Doch mit einem Mal war die Sache klar. Es gab keine Zweifel mehr. Kein dicker Wälzer, sondern die Kurzgeschichte von Wolfgang Borchert „Nachts schlafen die Ratten doch“ musste es sein.

Der Text wurde 1947 veröffentlicht und spielt am Ende des Zweiten Weltkriegs in den Trümmern einer deutschen Großstadt. Der kleine Bruder eines neunjährigen namenlosen Jungen liegt verschüttet unter einem zerbombten Haus. Um ihn vor den Ratten, die sich nach Aussage seines Lehrers von Toten ernähren, zu schützen, bewacht der Junge den Bruder und weigert sich beharrlich, den Platz zu verlassen. Er raucht – ein Hinweis, dass seine Kindheit schon zu Ende ist. Vor der Zeit gealtert. Hier trifft er auf einen ebenfalls namenlosen älteren Mann, der ihn mit dem (falschen) Hinweis beruhigt, dass nachts die Ratten schlafen und der übermüdete Junge deshalb abends nach Hause gehen und sich ausschlafen kann. Er verspricht ihm für den anderen Tag, ein Kaninchen mitzubringen. Das Tier als Symbol für das Leben – eine Zukunftsperspektive, die der Mann dem Jungen bietet.

Die Geschichte besteht überwiegend aus Dialogen, sehr knapp und lakonisch, sachlich, mit wenigen Erklärungen, und dennoch schwingen im Hintergrund so viele Emotionen mit. Für mich ist das ganz große Kunst – jenseits von Geschwafel die Dinge auf den Punkt zu bringen. Die Kriegsnachwirkungen ohne große Gefühlsausbrüche sichtbar zu machen. Und deshalb umso eindringlicher in seiner Wirkung.

Ich habe den Text, wie so viele, in der Schule kennen gelernt.
Im Gegensatz zu vielen anderen Schullektüren berührte mich diese Geschichte sehr. Im Laufe der Jahre kam sie mir hin und wieder ins Gedächtnis. Ich kann sie nicht vergessen. Auch meine Kinder lasen sie in der Schule. Alles wiederholt sich.

Auch jetzt wieder erinnere ich mich an sie.
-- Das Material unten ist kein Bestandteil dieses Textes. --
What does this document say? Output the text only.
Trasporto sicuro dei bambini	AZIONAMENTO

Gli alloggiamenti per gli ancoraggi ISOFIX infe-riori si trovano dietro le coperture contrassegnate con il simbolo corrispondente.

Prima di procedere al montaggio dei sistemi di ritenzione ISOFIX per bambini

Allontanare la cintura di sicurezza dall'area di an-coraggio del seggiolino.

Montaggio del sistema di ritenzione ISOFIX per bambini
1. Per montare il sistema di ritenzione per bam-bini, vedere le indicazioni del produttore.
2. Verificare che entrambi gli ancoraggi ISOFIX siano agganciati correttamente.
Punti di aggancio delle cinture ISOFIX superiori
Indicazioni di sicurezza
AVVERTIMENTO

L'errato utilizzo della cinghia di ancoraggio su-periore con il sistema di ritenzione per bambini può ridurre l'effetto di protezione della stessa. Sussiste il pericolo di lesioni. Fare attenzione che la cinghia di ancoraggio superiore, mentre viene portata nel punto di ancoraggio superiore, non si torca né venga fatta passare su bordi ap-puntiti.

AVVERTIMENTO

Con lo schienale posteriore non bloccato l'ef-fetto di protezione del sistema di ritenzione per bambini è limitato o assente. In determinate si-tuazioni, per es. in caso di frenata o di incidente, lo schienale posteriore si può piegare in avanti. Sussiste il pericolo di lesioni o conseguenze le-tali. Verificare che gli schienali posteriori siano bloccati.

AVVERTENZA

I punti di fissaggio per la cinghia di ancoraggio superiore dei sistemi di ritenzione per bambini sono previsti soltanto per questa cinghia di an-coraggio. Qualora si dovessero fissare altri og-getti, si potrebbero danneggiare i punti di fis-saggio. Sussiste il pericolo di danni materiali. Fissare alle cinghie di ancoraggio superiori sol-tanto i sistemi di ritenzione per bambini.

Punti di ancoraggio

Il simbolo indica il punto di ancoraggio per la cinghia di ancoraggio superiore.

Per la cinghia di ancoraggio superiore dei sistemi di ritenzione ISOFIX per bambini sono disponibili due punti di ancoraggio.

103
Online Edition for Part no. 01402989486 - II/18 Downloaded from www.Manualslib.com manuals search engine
Wenn es um die vermeintliche Lügenpresse oder Ausländer geht, gibt es Demonstrationen. Andersdenkende werden nieder gebrüllt. Das Gespräch wird verweigert. Wo ist der Aufschrei auf den Straßen gegen die Kriegshölle von Aleppo? Was ist das für eine seltsame Gleichgültigkeit gegenüber dem Schicksal von Kindern? Dieser Mangel an Empathie? Eine ganze Generation wächst mit Traumata auf, ohne Eltern, ohne Dach über dem Kopf, ohne Schule. Eine Untersuchung hat einmal gezeigt, dass sich Kriegstraumata vererben, selbst wenn nachfolgende Generationen in Frieden leben. Mangelnde Bildung macht den Weg frei für Verführer, für Terroristen, die sie für ihre Zwecke missbrauchen. Was kommt da noch auf uns zu? In welche Welt wird mein noch ungeborener Enkel ankommen?

Lasset die Kindlein zu kommen, heißt es in der Bibel. Er soll die Wertschätzung der Kinder im Christentum verdeutlichen. Man muss kein gläubiger Mensch sein, um diesen Satz zu bejahen. Die Kinder brauchen wieder eine Lobby. Deshalb muss dieser Text von Borchert weiter gelesen werden.

„Nachts schlafen die Ratten doch“ ist eine der bekanntesten Kurzgeschichten Wolfgang Borcherts. Wie alle Werke des Autors zählt sie zur Epoche der Trümmerliteratur. Sein Werk ist geprägt von seine Kriegserfahrungen und dennoch zeitlos. Sein Aufbäumen gegen den Krieg – „Sag nein!!“ – ist heute noch aktuell. Deshalb passt er als Klassiker in diese Reihe. Weil man seinen Text zu allen Zeiten wieder modern finden kann.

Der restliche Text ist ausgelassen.